Roses Park (), previously known as Rosarium or Ștefan Plavăț Park of Culture and Leisure, is an urban park in Timișoara, located north of the Bega River.

History 
The park was established and opened in 1891 on the occasion of the Agro-Industrial Exhibition in Southern Hungary. The floral arrangements were made by gardeners Wilhelm Mühle, Franz Niemetz and Benő Agátsy and were also visited by Emperor Franz Joseph. The park bore the emperor's name, but after World War I it was renamed Rosarium. The landscaping of the park started in 1929 by landscapers Árpád Mühle, Wilhelm Mühle's son, and Mihai Demetrovici, the head of the horticulture service in that period. The plan for the future Roses Park was presented on 13 May 1929, at a national congress of rose growers in Romania. The plan was drawn up by Árpád Mühle in the English style, with wide alleys, wooden canopies and round flower beds. The park was arranged between 1929–1934, when over 1,200 species and varieties of roses were planted here. The park, initially with an area of 25,170 m2, was maintained until 1938 with the help of the military personnel of the garrison, under the command of Ion Sâmboteanu. After 1938 the park came under the administration of the city. 

Shortly before World War II, the summer theater was built. It was destroyed by bombing in the summer of 1944 and was rebuilt after the war, being intended for outdoor performances. Later, academician Alexandru Borza, taking refuge in Cluj-Napoca after the Second Vienna Award with the entire Botanical Institute, tried to set up a botanical garden here, but the project could not be realized.

The last reorganization of the park dates from 2012, when, on an area of over 11,000 m2, the municipality planted 9,024 roses, 428 trees and shrubs and also rebuilt 12 pergolas, 77 benches and 12 Roman vases.

Design 
The current area of the park is 37,490 m2, of which lawn, trees and roses occupy 31,890 m2. 
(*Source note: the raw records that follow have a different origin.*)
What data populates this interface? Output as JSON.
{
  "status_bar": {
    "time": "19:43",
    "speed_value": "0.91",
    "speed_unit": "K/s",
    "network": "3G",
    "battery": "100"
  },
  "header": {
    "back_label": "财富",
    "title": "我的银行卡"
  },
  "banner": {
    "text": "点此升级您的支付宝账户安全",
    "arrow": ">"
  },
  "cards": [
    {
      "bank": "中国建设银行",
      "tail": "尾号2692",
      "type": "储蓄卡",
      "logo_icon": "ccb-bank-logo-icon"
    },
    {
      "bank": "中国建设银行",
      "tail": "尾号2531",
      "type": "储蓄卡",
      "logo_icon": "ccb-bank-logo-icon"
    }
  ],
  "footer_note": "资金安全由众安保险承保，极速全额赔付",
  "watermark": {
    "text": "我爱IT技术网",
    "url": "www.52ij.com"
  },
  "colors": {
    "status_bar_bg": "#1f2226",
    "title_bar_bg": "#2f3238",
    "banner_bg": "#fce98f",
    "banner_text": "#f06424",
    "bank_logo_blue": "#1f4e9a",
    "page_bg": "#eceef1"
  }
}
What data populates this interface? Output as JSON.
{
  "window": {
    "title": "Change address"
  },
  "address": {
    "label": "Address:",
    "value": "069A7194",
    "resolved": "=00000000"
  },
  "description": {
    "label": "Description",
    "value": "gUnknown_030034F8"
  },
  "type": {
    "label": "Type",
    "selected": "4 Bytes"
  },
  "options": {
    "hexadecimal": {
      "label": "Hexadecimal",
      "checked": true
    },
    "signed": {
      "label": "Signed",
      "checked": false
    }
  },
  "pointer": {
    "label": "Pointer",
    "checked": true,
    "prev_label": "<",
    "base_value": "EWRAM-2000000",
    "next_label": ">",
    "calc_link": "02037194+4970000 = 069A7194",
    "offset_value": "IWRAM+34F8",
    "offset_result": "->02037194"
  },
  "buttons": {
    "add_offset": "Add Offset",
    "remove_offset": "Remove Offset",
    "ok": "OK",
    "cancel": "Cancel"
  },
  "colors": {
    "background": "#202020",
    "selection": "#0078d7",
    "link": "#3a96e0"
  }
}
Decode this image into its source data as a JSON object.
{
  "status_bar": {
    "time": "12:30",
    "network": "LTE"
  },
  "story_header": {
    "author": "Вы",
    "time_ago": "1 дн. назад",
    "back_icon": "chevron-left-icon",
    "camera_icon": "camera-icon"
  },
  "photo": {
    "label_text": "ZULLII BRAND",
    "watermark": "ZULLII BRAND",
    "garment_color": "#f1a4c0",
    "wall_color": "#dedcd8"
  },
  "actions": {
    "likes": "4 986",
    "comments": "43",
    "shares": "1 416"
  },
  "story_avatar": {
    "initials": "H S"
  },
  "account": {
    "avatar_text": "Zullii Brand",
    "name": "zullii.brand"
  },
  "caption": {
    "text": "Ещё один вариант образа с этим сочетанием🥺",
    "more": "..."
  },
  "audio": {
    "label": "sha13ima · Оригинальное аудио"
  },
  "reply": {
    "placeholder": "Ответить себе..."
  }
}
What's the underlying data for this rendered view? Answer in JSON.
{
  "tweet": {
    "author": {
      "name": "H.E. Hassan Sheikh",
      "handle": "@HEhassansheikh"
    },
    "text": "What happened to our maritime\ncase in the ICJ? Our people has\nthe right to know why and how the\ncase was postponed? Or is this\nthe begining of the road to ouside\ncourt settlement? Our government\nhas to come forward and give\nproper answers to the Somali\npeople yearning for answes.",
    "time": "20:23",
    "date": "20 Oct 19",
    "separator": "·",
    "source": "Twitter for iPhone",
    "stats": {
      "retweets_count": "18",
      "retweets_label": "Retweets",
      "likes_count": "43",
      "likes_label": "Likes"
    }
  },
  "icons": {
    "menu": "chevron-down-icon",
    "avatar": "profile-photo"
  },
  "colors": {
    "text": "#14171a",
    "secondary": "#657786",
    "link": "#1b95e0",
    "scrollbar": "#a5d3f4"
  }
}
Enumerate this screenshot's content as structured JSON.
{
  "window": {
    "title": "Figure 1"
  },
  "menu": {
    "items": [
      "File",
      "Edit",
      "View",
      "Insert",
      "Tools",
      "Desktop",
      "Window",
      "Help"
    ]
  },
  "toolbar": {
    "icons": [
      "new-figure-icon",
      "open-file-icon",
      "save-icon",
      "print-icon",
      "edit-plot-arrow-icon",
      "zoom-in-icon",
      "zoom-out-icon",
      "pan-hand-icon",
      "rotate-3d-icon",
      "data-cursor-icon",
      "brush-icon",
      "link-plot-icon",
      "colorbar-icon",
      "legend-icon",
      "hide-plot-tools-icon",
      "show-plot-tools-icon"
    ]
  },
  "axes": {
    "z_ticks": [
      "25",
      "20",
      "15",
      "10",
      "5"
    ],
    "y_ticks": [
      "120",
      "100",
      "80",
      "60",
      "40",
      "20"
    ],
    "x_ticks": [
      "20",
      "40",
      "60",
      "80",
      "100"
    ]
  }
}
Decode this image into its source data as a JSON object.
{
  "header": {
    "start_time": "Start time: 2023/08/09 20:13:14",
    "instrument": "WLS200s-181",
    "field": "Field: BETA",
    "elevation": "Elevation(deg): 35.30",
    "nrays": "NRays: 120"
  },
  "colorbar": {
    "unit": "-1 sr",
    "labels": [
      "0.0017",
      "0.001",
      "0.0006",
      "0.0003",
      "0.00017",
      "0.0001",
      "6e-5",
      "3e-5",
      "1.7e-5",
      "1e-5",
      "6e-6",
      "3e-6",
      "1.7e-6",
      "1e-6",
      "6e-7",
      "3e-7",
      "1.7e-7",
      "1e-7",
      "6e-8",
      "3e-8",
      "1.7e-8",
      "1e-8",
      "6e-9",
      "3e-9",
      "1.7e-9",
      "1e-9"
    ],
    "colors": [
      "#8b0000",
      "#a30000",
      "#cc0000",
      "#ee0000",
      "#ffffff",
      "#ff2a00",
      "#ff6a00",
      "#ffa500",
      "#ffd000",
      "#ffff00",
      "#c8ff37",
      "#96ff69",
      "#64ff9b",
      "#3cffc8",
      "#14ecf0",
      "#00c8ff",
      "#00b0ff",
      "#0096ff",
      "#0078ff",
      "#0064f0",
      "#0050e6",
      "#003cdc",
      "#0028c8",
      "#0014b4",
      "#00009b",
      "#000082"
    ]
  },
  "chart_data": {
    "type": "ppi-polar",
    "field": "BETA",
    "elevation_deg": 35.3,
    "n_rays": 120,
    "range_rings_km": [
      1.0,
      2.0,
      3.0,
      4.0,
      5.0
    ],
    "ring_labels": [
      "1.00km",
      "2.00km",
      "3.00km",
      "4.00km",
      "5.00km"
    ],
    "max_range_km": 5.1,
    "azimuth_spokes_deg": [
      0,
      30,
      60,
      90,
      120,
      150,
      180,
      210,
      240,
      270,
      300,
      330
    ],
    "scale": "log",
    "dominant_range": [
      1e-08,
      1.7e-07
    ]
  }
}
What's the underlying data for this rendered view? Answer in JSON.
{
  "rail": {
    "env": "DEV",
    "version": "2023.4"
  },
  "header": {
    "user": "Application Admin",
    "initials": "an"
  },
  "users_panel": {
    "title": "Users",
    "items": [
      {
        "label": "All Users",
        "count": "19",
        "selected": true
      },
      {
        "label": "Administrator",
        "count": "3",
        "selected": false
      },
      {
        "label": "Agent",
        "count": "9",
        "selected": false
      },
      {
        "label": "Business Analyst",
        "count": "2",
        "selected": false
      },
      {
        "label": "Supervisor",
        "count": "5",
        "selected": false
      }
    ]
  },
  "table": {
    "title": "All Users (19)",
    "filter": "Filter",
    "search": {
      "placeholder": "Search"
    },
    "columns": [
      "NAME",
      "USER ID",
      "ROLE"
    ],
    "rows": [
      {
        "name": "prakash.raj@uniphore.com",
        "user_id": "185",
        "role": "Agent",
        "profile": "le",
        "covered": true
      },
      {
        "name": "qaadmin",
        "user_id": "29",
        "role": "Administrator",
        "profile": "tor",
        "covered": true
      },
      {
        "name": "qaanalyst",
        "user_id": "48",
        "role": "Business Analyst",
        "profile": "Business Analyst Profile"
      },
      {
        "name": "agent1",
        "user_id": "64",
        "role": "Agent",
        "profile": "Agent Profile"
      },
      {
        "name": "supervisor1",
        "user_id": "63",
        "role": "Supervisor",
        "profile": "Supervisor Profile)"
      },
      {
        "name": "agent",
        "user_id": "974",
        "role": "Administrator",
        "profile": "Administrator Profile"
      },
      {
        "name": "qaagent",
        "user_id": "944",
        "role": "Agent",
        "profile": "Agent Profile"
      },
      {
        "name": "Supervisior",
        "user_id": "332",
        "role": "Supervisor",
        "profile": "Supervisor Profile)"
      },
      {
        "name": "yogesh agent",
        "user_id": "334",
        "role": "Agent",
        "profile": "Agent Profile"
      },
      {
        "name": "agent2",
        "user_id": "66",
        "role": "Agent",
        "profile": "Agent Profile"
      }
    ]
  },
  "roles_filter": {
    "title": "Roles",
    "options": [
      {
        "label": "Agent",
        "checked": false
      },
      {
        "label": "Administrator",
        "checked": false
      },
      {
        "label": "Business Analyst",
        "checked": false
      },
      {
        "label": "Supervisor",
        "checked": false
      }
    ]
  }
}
The style in which the park was designed is typical regular, classic, with a predominance of curved lines. The land has a rectangular shape, in which were realized three areas of landscape attraction and two round lawns, with concentric sectors at the ends and a group of parterres with rectangular shapes, equipped with alveoles for placing roses, interspersed with visiting alleys. Overall, it is a mixed style, with a distinct separation between the former rosarium, which retains the regular, classic style and the rest of the park, arranged in an obvious landscape style.

Festivals 
In the park many cultural events are organized nowadays, such as the Festival of Hearts, the Festival of Ethnic Minorities, the Festival of Opera and Operetta and the Festival of Artisanal Gastronomy.